When Clarkson attempts “Farmkhana” in a Subaru rally car while channeling his inner Ken Block, it’s almost hard to watch at times. It is predictable, not all that comical, and runs entirely too long.
The biggest miss though was the episode where the trio claimed it’s unscripted. Whether there was a script or not, we aren’t sure, but it came across as trying too hard. Almost like writers were attempting to write a script without having it sound scripted — like any popular reality show, really.
Finally, not having the tent move about the world kind of puts a damper on the tour part of the show. Granted, it was likely a budgetary and logistical nightmare. That being said, at least moving the tent around the UK would’ve been nice.
Where Season Two Fell Flat
There are only two glaring things we feel that The Grand Tour got wrong this season.
The first is Celebrity Faceoff.
While a country mile better than the running gag of “so he’s not coming on then”, it still isn’t terribly exciting. When Top Gear interviews a celebrity, it’s typically to promote something current and that person at the forefront of pop culture. With The Grand Tour’s take, many of the celebrities just didn’t feel relevant.
For example, when did you hear about Paris Hilton last? Or better yet, seen Brian Wilson on the mound at AT&T Park or Dodger Stadium?
Another issue with Celebrity Faceoff is where the guests are from. We understand The Grand Tour is more of a British show. However, the likelihood of an American knowing who Dynamo is probably is fairly small.

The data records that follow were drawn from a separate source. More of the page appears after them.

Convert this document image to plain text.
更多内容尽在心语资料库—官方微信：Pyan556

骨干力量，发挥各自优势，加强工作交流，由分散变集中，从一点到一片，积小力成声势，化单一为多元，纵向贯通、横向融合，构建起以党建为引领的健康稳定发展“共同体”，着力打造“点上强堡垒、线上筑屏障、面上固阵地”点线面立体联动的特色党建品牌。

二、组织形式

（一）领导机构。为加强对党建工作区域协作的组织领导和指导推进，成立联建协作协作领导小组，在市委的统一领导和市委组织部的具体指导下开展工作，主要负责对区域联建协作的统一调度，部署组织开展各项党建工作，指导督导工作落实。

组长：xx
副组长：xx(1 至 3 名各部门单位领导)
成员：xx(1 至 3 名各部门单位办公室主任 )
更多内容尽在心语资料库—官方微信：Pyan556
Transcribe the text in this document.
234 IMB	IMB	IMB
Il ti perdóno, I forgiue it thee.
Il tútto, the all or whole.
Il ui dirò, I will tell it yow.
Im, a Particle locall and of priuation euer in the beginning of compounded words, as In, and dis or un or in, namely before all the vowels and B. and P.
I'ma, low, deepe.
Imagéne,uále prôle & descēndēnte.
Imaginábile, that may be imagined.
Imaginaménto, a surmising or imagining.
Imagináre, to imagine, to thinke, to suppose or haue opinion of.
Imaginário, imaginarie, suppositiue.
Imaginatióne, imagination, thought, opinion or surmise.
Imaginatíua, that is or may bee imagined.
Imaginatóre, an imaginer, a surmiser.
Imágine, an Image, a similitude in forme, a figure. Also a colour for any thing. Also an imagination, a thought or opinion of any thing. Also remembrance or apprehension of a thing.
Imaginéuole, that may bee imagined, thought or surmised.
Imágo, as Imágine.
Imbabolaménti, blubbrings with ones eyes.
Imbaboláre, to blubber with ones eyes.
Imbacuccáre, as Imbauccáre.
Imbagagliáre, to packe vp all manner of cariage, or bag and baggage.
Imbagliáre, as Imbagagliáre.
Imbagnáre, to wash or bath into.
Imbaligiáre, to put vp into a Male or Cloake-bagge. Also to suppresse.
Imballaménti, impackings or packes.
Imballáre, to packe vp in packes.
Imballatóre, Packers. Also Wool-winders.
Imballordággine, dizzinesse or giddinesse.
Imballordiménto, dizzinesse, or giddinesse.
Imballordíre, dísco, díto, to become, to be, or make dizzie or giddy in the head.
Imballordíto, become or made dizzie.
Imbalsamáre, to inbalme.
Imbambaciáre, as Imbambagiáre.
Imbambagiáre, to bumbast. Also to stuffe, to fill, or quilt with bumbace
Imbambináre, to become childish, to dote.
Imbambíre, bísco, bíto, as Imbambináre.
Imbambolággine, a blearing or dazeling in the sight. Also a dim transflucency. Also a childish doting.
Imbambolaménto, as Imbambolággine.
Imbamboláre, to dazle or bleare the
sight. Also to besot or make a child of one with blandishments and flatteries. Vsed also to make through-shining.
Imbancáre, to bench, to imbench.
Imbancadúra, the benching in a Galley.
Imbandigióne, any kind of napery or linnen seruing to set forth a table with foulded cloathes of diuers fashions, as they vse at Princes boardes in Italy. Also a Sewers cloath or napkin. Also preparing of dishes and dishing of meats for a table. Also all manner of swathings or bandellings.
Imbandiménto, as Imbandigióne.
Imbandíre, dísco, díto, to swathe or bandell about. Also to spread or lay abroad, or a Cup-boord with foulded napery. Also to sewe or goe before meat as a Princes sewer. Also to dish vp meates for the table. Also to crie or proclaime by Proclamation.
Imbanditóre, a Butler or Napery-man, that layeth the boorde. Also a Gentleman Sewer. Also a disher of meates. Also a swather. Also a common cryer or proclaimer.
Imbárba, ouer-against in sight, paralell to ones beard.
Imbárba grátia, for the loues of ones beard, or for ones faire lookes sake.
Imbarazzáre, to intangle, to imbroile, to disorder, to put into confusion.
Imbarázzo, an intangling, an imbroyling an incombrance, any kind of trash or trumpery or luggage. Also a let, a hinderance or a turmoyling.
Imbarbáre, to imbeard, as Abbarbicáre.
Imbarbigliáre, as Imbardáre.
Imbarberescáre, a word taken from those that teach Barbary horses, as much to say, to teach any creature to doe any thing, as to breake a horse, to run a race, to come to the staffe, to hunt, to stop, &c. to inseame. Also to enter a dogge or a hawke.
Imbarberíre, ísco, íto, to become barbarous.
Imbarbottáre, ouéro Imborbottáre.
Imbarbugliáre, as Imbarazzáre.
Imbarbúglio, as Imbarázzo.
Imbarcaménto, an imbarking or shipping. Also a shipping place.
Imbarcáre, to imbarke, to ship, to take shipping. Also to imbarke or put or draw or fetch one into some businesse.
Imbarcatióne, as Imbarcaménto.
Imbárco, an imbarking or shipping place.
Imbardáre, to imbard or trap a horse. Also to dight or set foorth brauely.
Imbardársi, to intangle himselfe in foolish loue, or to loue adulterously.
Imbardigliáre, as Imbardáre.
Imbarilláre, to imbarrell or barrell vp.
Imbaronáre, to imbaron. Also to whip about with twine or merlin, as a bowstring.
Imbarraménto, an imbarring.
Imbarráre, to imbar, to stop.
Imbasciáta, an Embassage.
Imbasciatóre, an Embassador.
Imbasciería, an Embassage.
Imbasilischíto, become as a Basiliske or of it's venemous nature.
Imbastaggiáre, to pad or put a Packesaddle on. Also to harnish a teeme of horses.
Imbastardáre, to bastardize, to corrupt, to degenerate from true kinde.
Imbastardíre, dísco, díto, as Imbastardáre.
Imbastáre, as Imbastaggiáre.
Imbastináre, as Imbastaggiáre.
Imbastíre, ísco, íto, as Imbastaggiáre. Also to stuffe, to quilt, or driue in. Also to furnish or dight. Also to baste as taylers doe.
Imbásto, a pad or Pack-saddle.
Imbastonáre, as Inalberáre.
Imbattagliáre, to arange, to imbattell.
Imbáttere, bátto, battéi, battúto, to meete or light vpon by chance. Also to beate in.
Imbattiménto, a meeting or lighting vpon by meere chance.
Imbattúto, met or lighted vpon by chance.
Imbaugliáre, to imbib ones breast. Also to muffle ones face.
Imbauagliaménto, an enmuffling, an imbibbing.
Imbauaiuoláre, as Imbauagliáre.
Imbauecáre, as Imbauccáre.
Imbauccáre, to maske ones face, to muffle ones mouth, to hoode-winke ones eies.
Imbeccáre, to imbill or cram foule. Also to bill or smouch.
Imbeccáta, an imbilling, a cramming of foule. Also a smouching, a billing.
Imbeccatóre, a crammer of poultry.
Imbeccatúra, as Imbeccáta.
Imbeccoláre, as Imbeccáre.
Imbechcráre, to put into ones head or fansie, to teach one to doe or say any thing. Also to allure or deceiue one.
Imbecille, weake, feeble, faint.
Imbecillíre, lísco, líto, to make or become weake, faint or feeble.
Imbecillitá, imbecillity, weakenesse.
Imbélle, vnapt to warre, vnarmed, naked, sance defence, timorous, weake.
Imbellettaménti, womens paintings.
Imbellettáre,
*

The racing also comes across as a bit strange too. While the track layout is interesting enough, combining both dirt and tarmac, using a Jaguar F-Type to do it doesn’t fit. It seems like a Focus RS or even VW GTI would make it a tad more appealing than a sports car trying to do non-sports car things.
The other miss is Conversation Street. While it’s entertaining and provides some of the bigger laughs during the show, it isn’t very relevant.
Due to the time between filming and the show’s release, most of the automotive news is out of date. During the Top Gear days, a news segment made more sense considering filming happened on Wednesday for a Sunday air date. But with weeks or months in between, it misses the mark.
Getting rid of the segment isn’t the answer though. All The Grand Tour needs to do is make it less about the automotive news. Instead, they can focus on car culture in general.
So if you haven’t watched the latest season of The Grand Tour is it worth it? Absolutely. With so few automotive shows with a high production value available, it’s best to watch whatever you can.
Also, since the show is on Amazon Prime, you do get a fast forward option. Anytime something comes up that’s boring, you can quickly skip ahead. This alone makes the show way more watchable.